Entscheidungsdatum: 2020-04-27

Aktenzeichen: 5 K 2338/19

ECLI: ECLI:DE:VGGE:2020:0427.5K2338.19.00

Dokumenttyp: Urteil

Spruchkörper: 5. Kammer

Normen: VwGO § 113 Abs 1 S 4; VwGO § 43; VwGO § 113 Abs 1 S 1; BauO NRW § 60 Abs 1

Leitsätze

  1. Bei der Zusammenlegung mehrerer Spielhallen zu einer (Gesamt-)Spielhalle handelt es sich dann nicht um eine bauplanungsrechtlich relevante Nutzungsänderung, wenn die Spielhallen - trotz mehrerer Baugenehmigungen - baurechtlich als eine einheitliche bauliche Anlage zu werten sind und sich der Umfang der "neuen" Nutzung in der "Variationsbreite" der bereits genehmigten Nutzung hält.

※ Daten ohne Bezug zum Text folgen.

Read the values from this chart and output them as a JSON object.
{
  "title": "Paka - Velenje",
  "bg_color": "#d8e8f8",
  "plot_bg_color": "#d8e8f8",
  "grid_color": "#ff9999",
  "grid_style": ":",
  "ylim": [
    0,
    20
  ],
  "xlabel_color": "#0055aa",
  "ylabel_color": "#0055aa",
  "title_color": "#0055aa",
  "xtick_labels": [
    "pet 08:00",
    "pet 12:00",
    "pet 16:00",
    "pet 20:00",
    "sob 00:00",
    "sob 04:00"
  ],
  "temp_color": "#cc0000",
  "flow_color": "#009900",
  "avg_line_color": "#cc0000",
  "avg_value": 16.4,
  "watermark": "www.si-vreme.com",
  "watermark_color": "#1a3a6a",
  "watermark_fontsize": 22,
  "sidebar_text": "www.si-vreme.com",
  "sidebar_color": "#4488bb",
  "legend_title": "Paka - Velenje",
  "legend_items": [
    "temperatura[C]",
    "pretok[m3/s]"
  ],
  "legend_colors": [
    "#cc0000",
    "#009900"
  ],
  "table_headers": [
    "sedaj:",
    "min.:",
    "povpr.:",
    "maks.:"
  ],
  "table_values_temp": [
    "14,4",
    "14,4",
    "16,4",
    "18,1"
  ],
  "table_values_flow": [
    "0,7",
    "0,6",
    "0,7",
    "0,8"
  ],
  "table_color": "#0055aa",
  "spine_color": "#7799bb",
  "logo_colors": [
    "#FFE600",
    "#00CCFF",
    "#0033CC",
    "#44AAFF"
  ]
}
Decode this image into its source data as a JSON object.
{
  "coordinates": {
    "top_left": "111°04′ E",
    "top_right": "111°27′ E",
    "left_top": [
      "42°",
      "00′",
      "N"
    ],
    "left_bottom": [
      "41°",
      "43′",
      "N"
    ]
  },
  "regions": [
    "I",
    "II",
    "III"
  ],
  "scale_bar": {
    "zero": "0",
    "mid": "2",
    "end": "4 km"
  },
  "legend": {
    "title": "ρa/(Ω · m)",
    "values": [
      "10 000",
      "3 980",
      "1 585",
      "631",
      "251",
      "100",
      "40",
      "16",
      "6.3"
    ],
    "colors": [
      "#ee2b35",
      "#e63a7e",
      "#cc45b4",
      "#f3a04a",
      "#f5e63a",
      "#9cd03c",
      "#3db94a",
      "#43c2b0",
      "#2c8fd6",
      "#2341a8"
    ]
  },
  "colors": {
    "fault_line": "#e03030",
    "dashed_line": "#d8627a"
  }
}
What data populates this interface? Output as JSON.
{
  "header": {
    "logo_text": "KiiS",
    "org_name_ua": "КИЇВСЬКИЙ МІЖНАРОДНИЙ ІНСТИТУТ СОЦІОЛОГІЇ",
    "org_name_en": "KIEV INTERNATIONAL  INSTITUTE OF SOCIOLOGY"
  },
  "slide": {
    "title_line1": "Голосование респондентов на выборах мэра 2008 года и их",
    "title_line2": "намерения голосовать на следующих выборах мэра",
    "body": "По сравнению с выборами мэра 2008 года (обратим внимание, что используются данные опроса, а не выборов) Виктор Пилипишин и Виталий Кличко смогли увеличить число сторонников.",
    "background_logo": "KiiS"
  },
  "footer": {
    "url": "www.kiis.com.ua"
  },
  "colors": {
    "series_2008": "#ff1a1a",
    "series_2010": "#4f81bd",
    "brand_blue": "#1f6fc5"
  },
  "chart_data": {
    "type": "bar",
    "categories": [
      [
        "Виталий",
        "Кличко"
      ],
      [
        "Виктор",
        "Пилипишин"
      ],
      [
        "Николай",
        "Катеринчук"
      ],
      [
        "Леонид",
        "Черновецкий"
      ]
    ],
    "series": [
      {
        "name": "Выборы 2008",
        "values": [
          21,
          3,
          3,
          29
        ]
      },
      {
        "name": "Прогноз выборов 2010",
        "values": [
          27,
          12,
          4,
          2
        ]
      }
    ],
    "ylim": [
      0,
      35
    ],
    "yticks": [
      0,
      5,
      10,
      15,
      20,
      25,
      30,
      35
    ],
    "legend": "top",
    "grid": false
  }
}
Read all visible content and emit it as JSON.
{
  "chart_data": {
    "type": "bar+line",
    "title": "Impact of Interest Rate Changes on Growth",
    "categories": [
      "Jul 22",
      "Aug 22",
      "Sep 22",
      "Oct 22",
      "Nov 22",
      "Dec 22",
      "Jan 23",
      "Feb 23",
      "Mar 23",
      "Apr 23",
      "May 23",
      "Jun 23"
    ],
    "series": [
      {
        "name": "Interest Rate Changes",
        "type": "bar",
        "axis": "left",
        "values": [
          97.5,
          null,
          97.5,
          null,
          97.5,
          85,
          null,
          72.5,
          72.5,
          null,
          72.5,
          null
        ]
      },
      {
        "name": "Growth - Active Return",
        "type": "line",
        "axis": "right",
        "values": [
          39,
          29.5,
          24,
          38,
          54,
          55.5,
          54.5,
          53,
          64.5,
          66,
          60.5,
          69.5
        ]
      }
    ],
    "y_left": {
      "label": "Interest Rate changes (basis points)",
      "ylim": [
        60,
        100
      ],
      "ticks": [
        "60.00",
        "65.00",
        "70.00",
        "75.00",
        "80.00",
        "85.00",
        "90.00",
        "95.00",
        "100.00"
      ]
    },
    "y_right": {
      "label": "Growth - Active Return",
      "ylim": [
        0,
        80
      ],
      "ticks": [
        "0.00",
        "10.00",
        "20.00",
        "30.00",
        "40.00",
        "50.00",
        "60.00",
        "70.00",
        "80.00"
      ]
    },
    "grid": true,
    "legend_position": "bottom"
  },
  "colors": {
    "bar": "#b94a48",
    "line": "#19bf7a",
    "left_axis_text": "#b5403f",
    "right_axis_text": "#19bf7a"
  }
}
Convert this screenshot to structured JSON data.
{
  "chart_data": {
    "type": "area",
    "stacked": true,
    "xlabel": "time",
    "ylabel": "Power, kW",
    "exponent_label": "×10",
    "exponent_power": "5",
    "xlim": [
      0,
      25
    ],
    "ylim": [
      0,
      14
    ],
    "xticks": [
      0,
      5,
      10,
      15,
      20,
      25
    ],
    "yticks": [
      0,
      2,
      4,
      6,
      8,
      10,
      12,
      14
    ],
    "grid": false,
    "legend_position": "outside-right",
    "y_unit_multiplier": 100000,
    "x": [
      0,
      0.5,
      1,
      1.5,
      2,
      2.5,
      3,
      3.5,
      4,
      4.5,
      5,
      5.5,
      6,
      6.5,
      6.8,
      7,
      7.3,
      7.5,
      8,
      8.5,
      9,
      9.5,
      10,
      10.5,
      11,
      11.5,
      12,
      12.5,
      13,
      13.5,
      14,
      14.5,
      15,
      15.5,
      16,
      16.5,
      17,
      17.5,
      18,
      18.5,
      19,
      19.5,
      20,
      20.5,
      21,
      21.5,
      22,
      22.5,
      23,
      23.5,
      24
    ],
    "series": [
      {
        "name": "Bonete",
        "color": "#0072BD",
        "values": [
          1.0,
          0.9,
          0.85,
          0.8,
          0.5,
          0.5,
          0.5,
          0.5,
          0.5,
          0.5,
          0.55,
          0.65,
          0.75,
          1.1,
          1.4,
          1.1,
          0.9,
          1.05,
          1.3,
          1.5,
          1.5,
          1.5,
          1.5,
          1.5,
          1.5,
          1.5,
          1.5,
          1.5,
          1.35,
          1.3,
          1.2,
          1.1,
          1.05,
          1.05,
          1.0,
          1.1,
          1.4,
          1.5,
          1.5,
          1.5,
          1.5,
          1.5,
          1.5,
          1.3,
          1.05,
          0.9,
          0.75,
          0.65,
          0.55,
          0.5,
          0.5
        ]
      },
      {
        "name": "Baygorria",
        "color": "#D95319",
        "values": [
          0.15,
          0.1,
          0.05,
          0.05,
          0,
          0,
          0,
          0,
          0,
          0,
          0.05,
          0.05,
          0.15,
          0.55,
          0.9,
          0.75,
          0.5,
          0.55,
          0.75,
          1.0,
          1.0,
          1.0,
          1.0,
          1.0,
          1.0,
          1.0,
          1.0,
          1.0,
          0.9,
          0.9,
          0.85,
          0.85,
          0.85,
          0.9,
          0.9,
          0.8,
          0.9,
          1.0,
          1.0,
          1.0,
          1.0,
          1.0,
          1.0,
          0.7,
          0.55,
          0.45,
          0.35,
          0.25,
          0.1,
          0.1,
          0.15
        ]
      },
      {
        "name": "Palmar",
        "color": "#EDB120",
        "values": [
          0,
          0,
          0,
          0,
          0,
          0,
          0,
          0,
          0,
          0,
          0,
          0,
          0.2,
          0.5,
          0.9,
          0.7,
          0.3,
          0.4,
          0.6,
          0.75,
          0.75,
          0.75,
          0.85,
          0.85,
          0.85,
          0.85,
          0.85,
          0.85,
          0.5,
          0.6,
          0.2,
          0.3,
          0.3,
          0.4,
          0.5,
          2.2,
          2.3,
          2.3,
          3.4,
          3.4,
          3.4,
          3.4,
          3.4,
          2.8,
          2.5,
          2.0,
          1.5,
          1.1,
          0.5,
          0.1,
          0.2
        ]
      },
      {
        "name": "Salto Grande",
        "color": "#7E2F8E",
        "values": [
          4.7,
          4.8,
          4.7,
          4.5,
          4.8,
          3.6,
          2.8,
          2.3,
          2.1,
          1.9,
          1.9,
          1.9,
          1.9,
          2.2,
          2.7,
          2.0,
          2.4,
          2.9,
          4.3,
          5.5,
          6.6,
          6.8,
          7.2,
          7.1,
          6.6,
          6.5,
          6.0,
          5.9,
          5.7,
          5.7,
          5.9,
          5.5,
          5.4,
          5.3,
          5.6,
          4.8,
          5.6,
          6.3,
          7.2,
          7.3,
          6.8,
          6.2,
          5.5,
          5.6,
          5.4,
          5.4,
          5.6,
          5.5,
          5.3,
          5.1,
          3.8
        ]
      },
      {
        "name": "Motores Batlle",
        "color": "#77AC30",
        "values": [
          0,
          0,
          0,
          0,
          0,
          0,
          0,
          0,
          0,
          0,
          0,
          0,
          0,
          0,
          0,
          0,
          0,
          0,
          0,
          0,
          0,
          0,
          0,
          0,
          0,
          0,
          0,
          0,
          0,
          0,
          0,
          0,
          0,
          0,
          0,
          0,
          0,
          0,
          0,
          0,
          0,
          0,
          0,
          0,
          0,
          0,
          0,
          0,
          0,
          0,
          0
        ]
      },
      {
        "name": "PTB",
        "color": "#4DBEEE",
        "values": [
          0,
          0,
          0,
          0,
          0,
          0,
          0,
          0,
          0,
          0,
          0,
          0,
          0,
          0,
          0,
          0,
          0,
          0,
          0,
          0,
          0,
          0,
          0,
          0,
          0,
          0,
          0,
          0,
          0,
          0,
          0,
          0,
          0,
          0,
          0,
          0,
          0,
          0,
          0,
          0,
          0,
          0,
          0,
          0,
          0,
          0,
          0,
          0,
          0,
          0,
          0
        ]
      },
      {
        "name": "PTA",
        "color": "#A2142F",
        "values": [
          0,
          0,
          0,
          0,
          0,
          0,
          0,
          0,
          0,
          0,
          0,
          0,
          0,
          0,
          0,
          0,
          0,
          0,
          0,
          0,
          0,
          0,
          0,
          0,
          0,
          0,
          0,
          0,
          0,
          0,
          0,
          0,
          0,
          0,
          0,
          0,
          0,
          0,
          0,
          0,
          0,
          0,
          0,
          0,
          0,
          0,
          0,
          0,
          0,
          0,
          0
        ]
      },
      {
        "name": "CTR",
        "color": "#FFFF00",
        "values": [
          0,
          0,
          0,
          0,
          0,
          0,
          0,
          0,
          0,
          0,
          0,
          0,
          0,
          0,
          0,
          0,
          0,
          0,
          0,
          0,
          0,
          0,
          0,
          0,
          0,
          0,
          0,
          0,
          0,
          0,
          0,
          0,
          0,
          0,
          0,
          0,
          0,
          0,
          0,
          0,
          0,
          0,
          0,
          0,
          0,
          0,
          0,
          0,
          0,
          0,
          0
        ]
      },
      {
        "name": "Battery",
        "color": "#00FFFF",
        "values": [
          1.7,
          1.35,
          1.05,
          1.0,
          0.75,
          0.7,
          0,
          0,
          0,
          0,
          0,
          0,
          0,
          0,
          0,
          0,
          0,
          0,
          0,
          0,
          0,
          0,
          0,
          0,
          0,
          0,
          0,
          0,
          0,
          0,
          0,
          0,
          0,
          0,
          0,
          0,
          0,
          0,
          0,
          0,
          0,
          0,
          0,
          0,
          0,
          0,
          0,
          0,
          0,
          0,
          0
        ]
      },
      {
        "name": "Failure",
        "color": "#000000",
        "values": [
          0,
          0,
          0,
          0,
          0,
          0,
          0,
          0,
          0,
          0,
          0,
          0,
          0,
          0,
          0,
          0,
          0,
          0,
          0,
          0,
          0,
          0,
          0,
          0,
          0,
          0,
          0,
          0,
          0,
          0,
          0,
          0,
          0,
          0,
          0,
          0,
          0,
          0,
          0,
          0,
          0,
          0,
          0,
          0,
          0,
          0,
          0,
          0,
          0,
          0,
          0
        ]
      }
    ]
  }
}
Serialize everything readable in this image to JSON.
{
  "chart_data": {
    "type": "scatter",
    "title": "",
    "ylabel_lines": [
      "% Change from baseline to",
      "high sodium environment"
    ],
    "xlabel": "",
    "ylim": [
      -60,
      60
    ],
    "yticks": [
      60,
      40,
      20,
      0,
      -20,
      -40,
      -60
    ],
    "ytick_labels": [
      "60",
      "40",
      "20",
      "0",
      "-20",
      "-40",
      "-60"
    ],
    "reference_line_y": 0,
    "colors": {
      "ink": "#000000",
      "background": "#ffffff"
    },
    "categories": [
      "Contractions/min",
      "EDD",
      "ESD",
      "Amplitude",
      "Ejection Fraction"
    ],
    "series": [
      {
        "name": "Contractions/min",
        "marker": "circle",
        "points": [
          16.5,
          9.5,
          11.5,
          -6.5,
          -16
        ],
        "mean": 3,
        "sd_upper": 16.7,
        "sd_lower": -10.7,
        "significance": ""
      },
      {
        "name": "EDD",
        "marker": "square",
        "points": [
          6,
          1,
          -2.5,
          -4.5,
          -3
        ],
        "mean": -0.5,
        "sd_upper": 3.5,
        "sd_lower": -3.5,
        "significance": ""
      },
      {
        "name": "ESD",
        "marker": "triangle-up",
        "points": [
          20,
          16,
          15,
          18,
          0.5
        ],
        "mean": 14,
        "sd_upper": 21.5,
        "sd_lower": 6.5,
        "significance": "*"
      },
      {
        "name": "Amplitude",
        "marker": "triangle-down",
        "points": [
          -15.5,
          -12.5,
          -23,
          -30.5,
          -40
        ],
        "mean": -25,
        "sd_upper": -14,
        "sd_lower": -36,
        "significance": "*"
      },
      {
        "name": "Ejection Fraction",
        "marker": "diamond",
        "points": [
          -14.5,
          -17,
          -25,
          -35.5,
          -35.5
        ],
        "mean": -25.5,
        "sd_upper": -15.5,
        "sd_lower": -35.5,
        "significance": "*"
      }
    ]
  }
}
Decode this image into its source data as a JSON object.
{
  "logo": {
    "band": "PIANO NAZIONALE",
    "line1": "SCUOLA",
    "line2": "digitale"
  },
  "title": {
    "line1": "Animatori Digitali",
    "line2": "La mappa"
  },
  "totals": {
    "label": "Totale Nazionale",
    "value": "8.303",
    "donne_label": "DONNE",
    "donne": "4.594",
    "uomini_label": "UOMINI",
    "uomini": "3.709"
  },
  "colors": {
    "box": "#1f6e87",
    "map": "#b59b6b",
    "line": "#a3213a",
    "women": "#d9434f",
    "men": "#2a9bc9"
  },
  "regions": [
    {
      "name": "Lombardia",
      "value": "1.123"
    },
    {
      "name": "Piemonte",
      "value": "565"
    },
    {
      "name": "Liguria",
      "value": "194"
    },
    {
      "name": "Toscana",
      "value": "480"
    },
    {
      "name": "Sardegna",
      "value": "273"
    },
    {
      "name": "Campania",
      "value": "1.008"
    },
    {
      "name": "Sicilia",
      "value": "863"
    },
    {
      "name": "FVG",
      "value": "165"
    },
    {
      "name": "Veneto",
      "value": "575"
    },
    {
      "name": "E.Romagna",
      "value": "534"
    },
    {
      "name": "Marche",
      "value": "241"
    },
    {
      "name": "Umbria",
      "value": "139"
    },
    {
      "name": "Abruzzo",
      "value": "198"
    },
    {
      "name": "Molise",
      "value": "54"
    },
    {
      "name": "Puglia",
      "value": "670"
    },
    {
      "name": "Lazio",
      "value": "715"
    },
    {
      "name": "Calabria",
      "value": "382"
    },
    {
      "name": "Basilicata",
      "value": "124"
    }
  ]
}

  2. Für die Frage, ob es sich trotz mehrerer Baugenehmigungen um eine einzelne Spielhalle im bauplanungsrechtlichen Sinne handelt, sind sowohl bauliche als auch betrieblich-funktionale Aspekte entscheidend. Grundlage hierfür sind die Baugenehmigungen bzw. im baurechtlichen Genehmigungsverfahren die eingereichten Bauunterlagen, wobei jeweils der objektive Erklärungsinhalt der Unterlagen maßgeblich ist.

Tenor

Die Klage wird abgewiesen.

Die Kosten des Verfahrens trägt die Klägerin.

Das Urteil ist wegen der Kosten gegen Sicherheitsleistung in Höhe von 110 % des jeweils zu vollstreckenden Betrags vorläufig vollstreckbar.